A similar sample is chosen for the CT scans: A piece of unpreserved pork belly is cut to fit into a FalconTM tube (Fisher Scientific GmbH, Schwerte, Germany) 3 cm in diameter. It comprises comparably large sections of adipose tissue and muscle and additionally includes a layer of skin. The sample is shown in Fig. 8b.

Dark-field calibration

In order to remove the spectrally induced dark-field signal caused by beam-hardening from the measurements, a calibration as described by Pelzer et al. is performed for the CT measurements42. For this purpose, different Polyoxymethylene (POM) blocks ranging in thickness from 7 to 75 mm are placed in the setup, replacing the sample tube in Fig. 1. POM is chosen to mimic the composition of the sample and is comparable to a 1:1-mixture of muscle and fat43. Radiographs with an exposure time of 4 s are acquired for each thickness, yielding a transmission and dark-field value. The measured dark-field values D and transmission values T in each the image are meaned and fitted using the empirical relation

$$\begin{aligned} D = a \cdot T^b, \end{aligned}$$
(2)

to obtain a look-up table. a and b are the fitting coefficients, for which the values 1.1 and 0.33 are obtained respectively when averaging over the used detector module for more reliable fitting.
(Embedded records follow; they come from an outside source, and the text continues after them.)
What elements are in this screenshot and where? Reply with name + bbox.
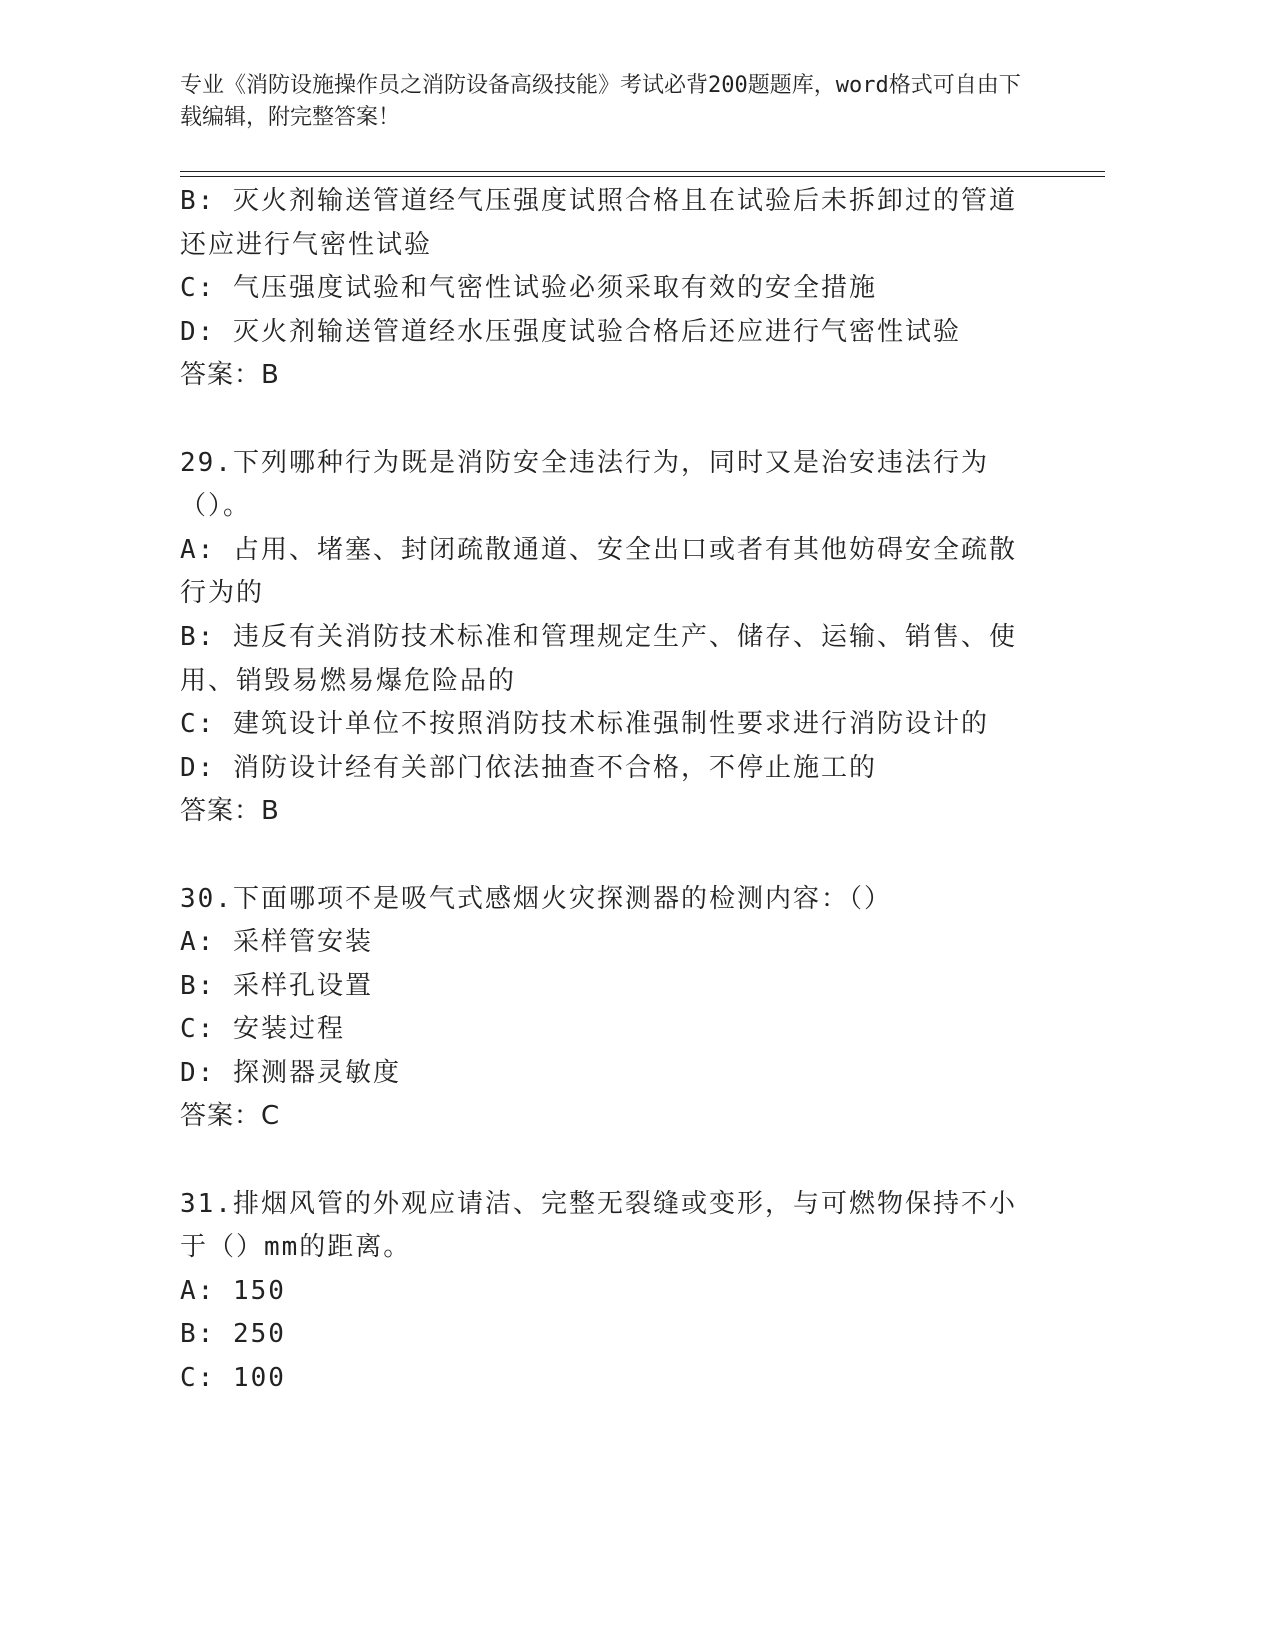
- option-a: A: 占用、堵塞、封闭疏散通道、安全出口或者有其他妨碍安全疏散行为的: [180, 534, 1017, 609]
- question-29-block: [180, 442, 1040, 834]
- option-b: B: 违反有关消防技术标准和管理规定生产、储存、运输、销售、使用、销毁易燃易爆危险品的: [180, 621, 1017, 696]
- option-c: C: 气压强度试验和气密性试验必须采取有效的安全措施: [180, 273, 877, 304]
- option-c: C: 安装过程: [180, 1014, 345, 1045]
- option-a: A: 采样管安装: [180, 927, 373, 958]
- question-text: 31.排烟风管的外观应请洁、完整无裂缝或变形，与可燃物保持不小于（）mm的距离。: [180, 1188, 1017, 1263]
- option-c: C: 建筑设计单位不按照消防技术标准强制性要求进行消防设计的: [180, 709, 989, 740]
- question-content: [180, 180, 1040, 1401]
- option-d: D: 灭火剂输送管道经水压强度试验合格后还应进行气密性试验: [180, 316, 961, 347]
- header-rule-top: [180, 171, 1105, 172]
- question-text: 29.下列哪种行为既是消防安全违法行为，同时又是治安违法行为（）。: [180, 447, 989, 522]
- answer: 答案：B: [180, 360, 280, 391]
- document-header: 专业《消防设施操作员之消防设备高级技能》考试必背200题题库，word格式可自由下载编辑，附完整答案！: [180, 73, 1021, 130]
- question-31-block: [180, 1183, 1040, 1401]
- previous-question-block: [180, 180, 1040, 398]
- option-b: B: 采样孔设置: [180, 970, 373, 1001]
- option-d: D: 探测器灵敏度: [180, 1057, 401, 1088]
- answer: 答案：C: [180, 1101, 281, 1132]
- option-c: C: 100: [180, 1363, 286, 1394]
- answer: 答案：B: [180, 796, 280, 827]
- option-b: B: 灭火剂输送管道经气压强度试照合格且在试验后未拆卸过的管道还应进行气密性试验: [180, 186, 1017, 260]
- spacer: [180, 398, 1040, 442]
- option-d: D: 消防设计经有关部门依法抽查不合格，不停止施工的: [180, 752, 877, 783]
- question-30-block: [180, 878, 1040, 1140]
- spacer: [180, 834, 1040, 878]
- option-a: A: 150: [180, 1275, 286, 1306]
- header-rule-bottom: [180, 176, 1105, 177]
- option-b: B: 250: [180, 1319, 286, 1350]
- spacer: [180, 1139, 1040, 1183]
- question-text: 30.下面哪项不是吸气式感烟火灾探测器的检测内容：（）: [180, 883, 892, 914]
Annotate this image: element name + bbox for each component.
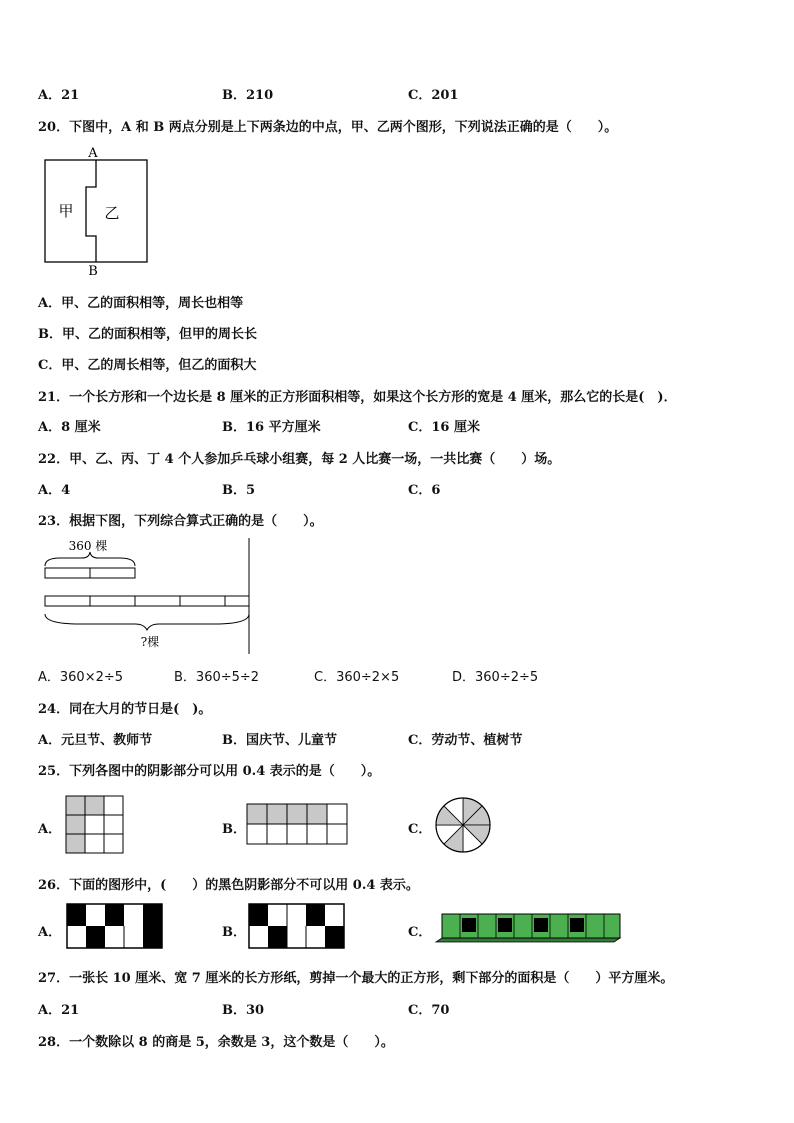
q23-stem: 23．根据下图，下列综合算式正确的是（ ）。: [38, 514, 323, 529]
q20-figure: [40, 144, 155, 278]
q26-option-b[interactable]: B．: [222, 925, 246, 940]
q20-point-b: B: [88, 264, 98, 278]
q25-circle-c: [433, 795, 493, 855]
q24-stem: 24．同在大月的节日是( )。: [38, 702, 212, 717]
q22-stem: 22．甲、乙、丙、丁 4 个人参加乒乓球小组赛，每 2 人比赛一场，一共比赛（ ）场。: [38, 452, 561, 467]
q20-stem: 20．下图中，A 和 B 两点分别是上下两条边的中点，甲、乙两个图形，下列说法正确的是（ ）。: [38, 120, 618, 135]
q20-label-yi: 乙: [104, 204, 120, 222]
q19-option-c[interactable]: C．201: [408, 88, 459, 103]
q23-option-a[interactable]: A．360×2÷5: [38, 670, 124, 685]
q26-option-a[interactable]: A．: [38, 925, 62, 940]
q20-option-b[interactable]: B．甲、乙的面积相等，但甲的周长长: [38, 327, 257, 342]
q22-option-a[interactable]: A．4: [38, 483, 71, 498]
q23-figure: [40, 536, 252, 654]
q21-option-b[interactable]: B．16 平方厘米: [222, 420, 321, 435]
q25-stem: 25．下列各图中的阴影部分可以用 0.4 表示的是（ ）。: [38, 764, 381, 779]
q24-option-b[interactable]: B．国庆节、儿童节: [222, 733, 337, 748]
q26-figure-a: [66, 903, 164, 951]
q25-option-a[interactable]: A．: [38, 822, 62, 837]
q23-bottom-label: ?棵: [140, 635, 160, 649]
q23-option-d[interactable]: D．360÷2÷5: [452, 670, 539, 685]
q25-option-b[interactable]: B．: [222, 822, 246, 837]
q27-option-a[interactable]: A．21: [38, 1003, 80, 1018]
q27-option-b[interactable]: B．30: [222, 1003, 265, 1018]
q21-option-a[interactable]: A．8 厘米: [38, 420, 101, 435]
q25-option-c[interactable]: C．: [408, 822, 432, 837]
q27-stem: 27．一张长 10 厘米、宽 7 厘米的长方形纸，剪掉一个最大的正方形，剩下部分的面积是（ ）平方厘米。: [38, 971, 674, 986]
q22-option-b[interactable]: B．5: [222, 483, 256, 498]
q21-stem: 21．一个长方形和一个边长是 8 厘米的正方形面积相等，如果这个长方形的宽是 4 厘米，那么它的长是( )．: [38, 390, 677, 405]
q26-stem: 26．下面的图形中，( ）的黑色阴影部分不可以用 0.4 表示。: [38, 878, 419, 893]
q20-point-a: A: [88, 146, 98, 161]
q26-option-c[interactable]: C．: [408, 925, 432, 940]
q20-label-jia: 甲: [58, 202, 74, 220]
q27-option-c[interactable]: C．70: [408, 1003, 450, 1018]
q26-figure-b: [248, 903, 346, 951]
q25-grid-b: [246, 803, 348, 845]
q21-option-c[interactable]: C．16 厘米: [408, 420, 480, 435]
q25-grid-a: [65, 795, 125, 855]
q24-option-c[interactable]: C．劳动节、植树节: [408, 733, 523, 748]
q22-option-c[interactable]: C．6: [408, 483, 441, 498]
q24-option-a[interactable]: A．元旦节、教师节: [38, 733, 153, 748]
q20-option-c[interactable]: C．甲、乙的周长相等，但乙的面积大: [38, 358, 257, 373]
q28-stem: 28．一个数除以 8 的商是 5，余数是 3，这个数是（ ）。: [38, 1035, 394, 1050]
q23-option-b[interactable]: B．360÷5÷2: [174, 670, 260, 685]
q19-option-a[interactable]: A．21: [38, 88, 80, 103]
q23-option-c[interactable]: C．360÷2×5: [314, 670, 400, 685]
q20-option-a[interactable]: A．甲、乙的面积相等，周长也相等: [38, 296, 244, 311]
q23-top-label: 360 棵: [68, 539, 108, 553]
q26-figure-c: [434, 910, 624, 946]
q19-option-b[interactable]: B．210: [222, 88, 274, 103]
These values are used to correct the dark-field data in the CT scan using43

$$\begin{aligned} D^\text {(SAS)} \approx \frac{D}{D^\text {(sp)}(T, \varphi )}, \end{aligned}$$
(3)

where \(D^\text {(SAS)}\) is the component of the dark-field signal representing small-angle scattering and D is the measured dark-field signal, \(D^\text {(sp)}\) is the dark-field due to spectral effects, as determined in the calibration experiment. Due to the homogeneity of POM at micrometer length scales, it does not cause strong small-angle scattering—for this reason, it is assumed that all recorded signal stems from beam-hardening effects43. The dependence on the phase of the signal \(\varphi \) is neglected due to the low visibility of \(< 25\%\) of the interferometer43.

Dose calculation

Because the porcine sample is similar in composition to a human breast, the dose in this work is given as the mean glandular dose (MGD). The MGD is calculated using the monoenergetic normalized glandular dose coefficients DgN(E) (with E the X-ray energy) as tabulated by Boone et al. for different compressed breast thicknesses44. Taking into account the spectrum of the rotating anode and summing over all energy bins E, this results in the following formula for the MGD45:

$$ {\text{MGD}} = \sum\limits_{E} K (E)[{\text{mGy}}] \cdot 0.114\left[ {\frac{{\text{R}}}{{{\text{mGy}}}}} \right] \cdot \left( {{\text{DgN}}({\text{E}})\left[ {\frac{{\text{R}}}{{{\text{mGy}}}}} \right]} \right). $$
(4)

Here, K(E) is the air kerma, the total sum of kinetic energy of all charged particles per unit mass in the first step of interaction. The air kerma is measured separately for the radiograph and CT setup by placing the clinical dosimeter (Diados T60005 MAM, PTW Freiburg GmbH, Freiburg, Germany) at the sample position and leaving all gratings in the beam path. Since the holder used in the radiography experiment contains a polycarbonate plate of 5 mm in thickness in front of the sample, such a plate is also placed in front of the dosimeter. The comparatively thin walls of the FalconTM tube are deemed negligible for the dose calculation; as such, no object is placed in front of the dosimeter for the air kerma measurement in the CT setup. The resulting air kerma values are \({0.166}\,\upmu \hbox {Gys}^{-1}\) and \({0.566}\,\upmu \hbox {Gys}^{-1}\) for the radiograph and CT setup respectively. A breast glandularity of 50% is assumed for all dose calculations since approximately half of each sample consists of fat.